A method for sequential training on detection models was developed, which includes the Domain-Task Adaptation stage and the Client-Specific Fine-Tuning stage. During domain adaptation, the model is trained on a large, likely public, specialized dataset that is tailored to solve a specific task or set of tasks, particularly the detection of tomatoes. At the fine-tuning stage, a small custom dataset is created, containing images obtained directly from the future operational site of the model. This allows for a more accurate consideration of all the features of the images, growing conditions, plant appearances and other specifics. As a result, the lightweight YOLO11n model achieves high validation accuracy for tomato detection (mAP50 > 0.83, Precision > 0.75, Recall > 0.73), while also reducing the requirements for computing resources needed for training and operating the model. Thus, based on a single specialized model, customized models can be prepared quickly and with minimal effort for implementation in different greenhouses and farms.
A custom training and test dataset was developed for counting tomatoes grown in a greenhouse. Unlike publicly available datasets, which often feature images taken in laboratory settings, the created datasets reflect the real specifics of growing tomatoes in a greenhouse, including dense and tall vegetation, occlusions and the presence of significantly different-sized and small-scale objects. These datasets can be used to train and validate YOLO models for detecting tomatoes grown in similar greenhouse environments.

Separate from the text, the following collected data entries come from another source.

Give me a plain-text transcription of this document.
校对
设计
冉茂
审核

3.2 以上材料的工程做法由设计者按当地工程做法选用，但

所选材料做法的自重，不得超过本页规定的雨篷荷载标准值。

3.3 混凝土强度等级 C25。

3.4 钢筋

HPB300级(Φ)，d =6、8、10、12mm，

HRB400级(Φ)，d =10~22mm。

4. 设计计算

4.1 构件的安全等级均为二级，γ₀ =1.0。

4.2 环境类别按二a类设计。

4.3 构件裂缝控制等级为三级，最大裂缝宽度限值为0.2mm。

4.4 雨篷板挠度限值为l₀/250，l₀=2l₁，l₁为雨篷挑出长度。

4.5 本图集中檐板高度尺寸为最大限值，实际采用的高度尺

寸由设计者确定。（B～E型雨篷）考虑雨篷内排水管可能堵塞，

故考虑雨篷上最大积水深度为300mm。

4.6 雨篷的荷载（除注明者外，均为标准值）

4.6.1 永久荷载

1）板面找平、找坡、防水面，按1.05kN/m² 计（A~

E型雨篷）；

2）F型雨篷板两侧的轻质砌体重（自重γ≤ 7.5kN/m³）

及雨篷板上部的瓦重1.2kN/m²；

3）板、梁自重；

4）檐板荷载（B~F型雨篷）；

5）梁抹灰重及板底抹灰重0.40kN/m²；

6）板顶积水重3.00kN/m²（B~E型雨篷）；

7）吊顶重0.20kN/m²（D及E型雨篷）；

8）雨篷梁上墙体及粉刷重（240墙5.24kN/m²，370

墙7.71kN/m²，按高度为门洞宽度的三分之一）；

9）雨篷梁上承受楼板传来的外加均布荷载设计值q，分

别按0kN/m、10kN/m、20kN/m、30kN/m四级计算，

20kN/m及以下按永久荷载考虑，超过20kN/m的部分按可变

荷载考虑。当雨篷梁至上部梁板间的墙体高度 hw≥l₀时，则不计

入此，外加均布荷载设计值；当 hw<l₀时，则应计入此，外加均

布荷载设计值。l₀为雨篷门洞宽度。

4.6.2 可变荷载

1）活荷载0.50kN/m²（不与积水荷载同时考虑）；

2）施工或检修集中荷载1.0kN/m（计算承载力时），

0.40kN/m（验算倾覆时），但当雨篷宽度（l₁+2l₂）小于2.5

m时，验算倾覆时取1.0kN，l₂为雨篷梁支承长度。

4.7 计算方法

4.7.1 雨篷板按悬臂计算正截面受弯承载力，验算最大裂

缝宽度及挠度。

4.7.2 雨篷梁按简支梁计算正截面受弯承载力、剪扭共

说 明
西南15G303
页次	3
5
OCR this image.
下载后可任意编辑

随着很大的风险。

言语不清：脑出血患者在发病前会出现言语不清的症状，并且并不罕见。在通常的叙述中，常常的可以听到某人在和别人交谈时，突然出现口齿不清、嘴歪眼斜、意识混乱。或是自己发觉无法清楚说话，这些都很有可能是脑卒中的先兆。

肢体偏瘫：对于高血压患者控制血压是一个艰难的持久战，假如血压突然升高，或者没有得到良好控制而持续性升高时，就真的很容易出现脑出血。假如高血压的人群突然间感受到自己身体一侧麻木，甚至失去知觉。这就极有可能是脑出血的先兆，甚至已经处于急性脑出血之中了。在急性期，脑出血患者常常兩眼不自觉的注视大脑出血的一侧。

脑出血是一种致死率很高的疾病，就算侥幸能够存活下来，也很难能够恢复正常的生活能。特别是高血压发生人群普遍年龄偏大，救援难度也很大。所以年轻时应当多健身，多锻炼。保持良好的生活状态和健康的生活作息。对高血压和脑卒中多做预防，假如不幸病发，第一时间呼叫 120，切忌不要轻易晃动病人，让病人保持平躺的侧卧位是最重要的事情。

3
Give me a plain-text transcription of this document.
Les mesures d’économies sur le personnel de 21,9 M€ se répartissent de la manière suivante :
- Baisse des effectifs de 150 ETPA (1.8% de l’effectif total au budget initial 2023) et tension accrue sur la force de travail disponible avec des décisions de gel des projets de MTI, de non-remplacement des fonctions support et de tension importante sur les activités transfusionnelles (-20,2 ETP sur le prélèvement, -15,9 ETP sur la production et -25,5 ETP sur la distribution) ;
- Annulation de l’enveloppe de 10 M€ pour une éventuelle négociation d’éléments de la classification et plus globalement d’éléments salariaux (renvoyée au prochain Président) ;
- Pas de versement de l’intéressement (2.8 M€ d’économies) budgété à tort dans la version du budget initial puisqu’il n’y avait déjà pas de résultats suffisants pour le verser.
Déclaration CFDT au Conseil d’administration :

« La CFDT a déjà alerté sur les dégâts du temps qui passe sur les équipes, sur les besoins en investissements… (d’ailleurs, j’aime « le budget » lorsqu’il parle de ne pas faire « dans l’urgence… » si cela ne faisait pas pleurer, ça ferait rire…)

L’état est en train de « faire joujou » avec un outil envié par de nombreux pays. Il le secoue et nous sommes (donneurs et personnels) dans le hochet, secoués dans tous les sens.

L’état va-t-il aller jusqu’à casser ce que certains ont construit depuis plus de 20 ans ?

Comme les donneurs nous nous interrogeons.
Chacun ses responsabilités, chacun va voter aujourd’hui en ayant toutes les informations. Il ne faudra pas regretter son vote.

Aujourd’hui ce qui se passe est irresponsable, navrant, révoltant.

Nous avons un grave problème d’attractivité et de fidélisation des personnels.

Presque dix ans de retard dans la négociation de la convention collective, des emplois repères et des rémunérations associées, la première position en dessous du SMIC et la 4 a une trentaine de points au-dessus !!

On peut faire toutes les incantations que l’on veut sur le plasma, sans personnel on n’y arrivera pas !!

An algorithm for counting tomatoes based on a detection model was developed, which operates with video frames obtained during the monitoring of plants. This algorithm can identify tomatoes located in the front row of plants in the greenhouse and only count those, making it suitable for organizing video surveillance from a mobile platform that moves between rows of cultivated plants.
To further develop this approach, we plan to create new pipelines where the detection results will be utilized to address other applied problems, such as detecting and accounting for illiquid products, classifying tomatoes by ripeness and identifying fruit diseases.